Spatially Isotropic 3D Volumetric Reconstruction of Live Biological Cells with Multi-View Geometry

• Published in: Proceedings (IEEE Conference on Multimedia Information Processing and Retrieval. Online) pp. 109 - 114
• Main Authors: Lei, Yang, Shkolnikov, Viktor, Xin, Daisy
• Format: Conference Proceeding
• Language: English
• Published: IEEE 01.08.2022
• Subjects: 3D reconstruction; Cameras; Computational imaging; Computer vision; Digital microscopy; Fluorescence; Inverse problem; Mathematical models; Microscopy; Optical microscopy; Three-dimensional displays; Visualization
• ISSN: 2770-4319
• DOI: 10.1109/MIPR54900.2022.00026

3D cell models are important for understanding cellular structures, their relationships and dynamics.

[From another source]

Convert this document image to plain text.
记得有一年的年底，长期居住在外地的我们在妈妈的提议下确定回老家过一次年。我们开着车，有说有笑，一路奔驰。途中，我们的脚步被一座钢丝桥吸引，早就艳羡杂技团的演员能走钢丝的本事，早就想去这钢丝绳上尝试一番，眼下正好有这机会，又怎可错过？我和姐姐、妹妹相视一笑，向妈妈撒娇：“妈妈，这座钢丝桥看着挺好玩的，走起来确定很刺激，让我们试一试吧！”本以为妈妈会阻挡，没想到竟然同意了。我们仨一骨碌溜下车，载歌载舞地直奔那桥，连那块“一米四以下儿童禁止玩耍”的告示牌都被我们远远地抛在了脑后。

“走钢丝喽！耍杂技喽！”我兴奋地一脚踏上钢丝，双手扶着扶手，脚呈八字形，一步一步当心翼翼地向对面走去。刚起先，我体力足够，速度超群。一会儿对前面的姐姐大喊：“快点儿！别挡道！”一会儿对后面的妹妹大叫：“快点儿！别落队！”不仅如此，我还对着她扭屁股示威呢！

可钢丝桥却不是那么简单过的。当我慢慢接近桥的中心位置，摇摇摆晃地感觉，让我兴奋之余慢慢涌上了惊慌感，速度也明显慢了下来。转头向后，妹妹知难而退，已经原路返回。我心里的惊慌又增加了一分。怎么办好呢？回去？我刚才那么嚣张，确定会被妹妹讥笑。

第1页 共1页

Currently these are obtained via highly specialized and expensive equipment, such as confocal microscopes, which require experts in microscopy and 3D reconstruction to produce time and labor-intensive insight into cellular dynamics. Furthermore, such reconstruction is generally spatially anisotropic. In contrast, we developed a system that performs volumetric reconstruction of live, biological cells in suspension that relies on standard fluorescence microscopy and performs automated, spatially isotropic 3D volumetric reconstruction. We rotate the cells using an electric field, while the video camera records 2D cell image sequences through the microscope. Our algorithm, the subject of this paper, then automatically reconstructs three-dimensional distributions of cellular structures. Here we define a linear mathematical model of the 3D reconstruction problem and solve it using the least square optimization method. We then demonstrate our system with the volumetric reconstruction of cellular structures in their endogenous state.